Did you ever feel that a Corvette could chase the blues away? Mon dieu! The Wall Street Journal has actually begun exploring different theories of how the economy functions based on the concept that people are driven by emotion, especially when it comes to money.
Neo-classical belief which has been the prevailing theory for years, posits that people are rational actors and make stolid, price-based decisions on every purchase, which enables the markets to work smoothly. The beauty of this theory is that the workings of the economy can be reduced to the inexorable logic of mathematical equations. Very elegant. Not the real world.
Unfortunately, such logic did not work in terms of the ongoing housing crisis. Models were created by MIT PhD's best and brightest, but the data that girded these paradigms had cracked foundations. They had 20 years of housing data to work with, so they fed those 20 years into the gaping maw of their machines. Because housing prices did not fall during that time, the assumption of the model was the housing prices would NEVER fall. The beauty and comfort of mathematics smacked headlong into unforeseen events (which include many things too numerous to mention, like fraud, greed, lying and other criminal behavior).
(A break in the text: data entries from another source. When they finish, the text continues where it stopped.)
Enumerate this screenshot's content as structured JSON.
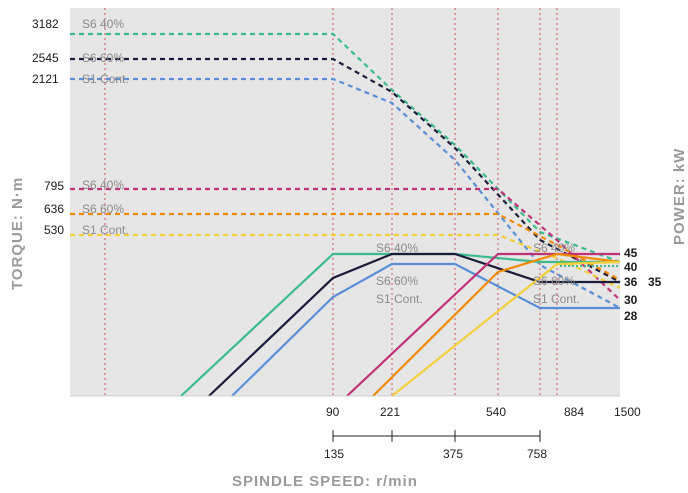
{
  "chart_data": {
    "type": "line",
    "title": "",
    "xlabel": "SPINDLE SPEED: r/min",
    "ylabel_left": "TORQUE: N·m",
    "ylabel_right": "POWER: kW",
    "x_ticks_top": [
      "90",
      "221",
      "540",
      "884",
      "1500"
    ],
    "x_ticks_bottom": [
      "135",
      "375",
      "758"
    ],
    "x_tick_values": [
      90,
      135,
      221,
      375,
      540,
      758,
      884,
      1500
    ],
    "torque_labels": [
      "3182",
      "2545",
      "2121",
      "795",
      "636",
      "530"
    ],
    "power_labels": [
      "45",
      "40",
      "36",
      "35",
      "30",
      "28"
    ],
    "curve_labels": {
      "s6_40": "S6 40%",
      "s6_60": "S6 60%",
      "s1": "S1 Cont."
    },
    "torque_series": [
      {
        "name": "S6 40%",
        "color": "#3dbb8f",
        "points": [
          [
            0,
            3182
          ],
          [
            90,
            3182
          ],
          [
            221,
            2850
          ],
          [
            375,
            2160
          ],
          [
            884,
            780
          ],
          [
            1500,
            520
          ]
        ]
      },
      {
        "name": "S6 60%",
        "color": "#1c1c3c",
        "points": [
          [
            0,
            2545
          ],
          [
            90,
            2545
          ],
          [
            221,
            2270
          ],
          [
            375,
            1740
          ],
          [
            884,
            620
          ],
          [
            1500,
            420
          ]
        ]
      },
      {
        "name": "S1 Cont.",
        "color": "#5a8fd8",
        "points": [
          [
            0,
            2121
          ],
          [
            90,
            2121
          ],
          [
            221,
            1890
          ],
          [
            375,
            1450
          ],
          [
            884,
            520
          ],
          [
            1500,
            340
          ]
        ]
      },
      {
        "name": "S6 40%",
        "color": "#c0317a",
        "points": [
          [
            0,
            795
          ],
          [
            540,
            795
          ],
          [
            884,
            580
          ],
          [
            1500,
            460
          ]
        ]
      },
      {
        "name": "S6 60%",
        "color": "#f08a00",
        "points": [
          [
            0,
            636
          ],
          [
            540,
            636
          ],
          [
            884,
            590
          ],
          [
            1500,
            360
          ]
        ]
      },
      {
        "name": "S1 Cont.",
        "color": "#f5cf3a",
        "points": [
          [
            0,
            530
          ],
          [
            540,
            530
          ],
          [
            884,
            560
          ],
          [
            1500,
            300
          ]
        ]
      }
    ],
    "power_series": [
      {
        "name": "S6 40%",
        "color": "#3dbb8f",
        "points": [
          [
            0,
            0
          ],
          [
            90,
            40
          ],
          [
            221,
            40
          ],
          [
            375,
            40
          ],
          [
            884,
            38
          ],
          [
            1500,
            40
          ]
        ]
      },
      {
        "name": "S6 60%",
        "color": "#1c1c3c",
        "points": [
          [
            0,
            0
          ],
          [
            90,
            36
          ],
          [
            221,
            40
          ],
          [
            375,
            40
          ],
          [
            758,
            36
          ],
          [
            1500,
            36
          ]
        ]
      },
      {
        "name": "S1 Cont.",
        "color": "#5a8fd8",
        "points": [
          [
            0,
            0
          ],
          [
            90,
            33
          ],
          [
            221,
            38
          ],
          [
            375,
            38
          ],
          [
            758,
            28
          ],
          [
            1500,
            28
          ]
        ]
      },
      {
        "name": "S6 40%",
        "color": "#c0317a",
        "points": [
          [
            0,
            0
          ],
          [
            540,
            45
          ],
          [
            1500,
            45
          ]
        ]
      },
      {
        "name": "S6 60%",
        "color": "#f08a00",
        "points": [
          [
            0,
            0
          ],
          [
            540,
            36
          ],
          [
            884,
            40
          ],
          [
            1500,
            40
          ]
        ]
      },
      {
        "name": "S1 Cont.",
        "color": "#f5cf3a",
        "points": [
          [
            0,
            0
          ],
          [
            758,
            40
          ],
          [
            1500,
            40
          ]
        ]
      }
    ],
    "grid": false,
    "background": "#e6e6e6"
  }
}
After all, it's statistically impossible to feed every conceivable variable about thousands of mortgages that comprised one mortgage backed security. One person may pay his/her bills on time, the other may be on welfare, another is profligate (you get the picture).
So the Journal has given three economists who would be considered on the fringes a chance to explain their theories, which include real-life human behavior. I will take them up in another post.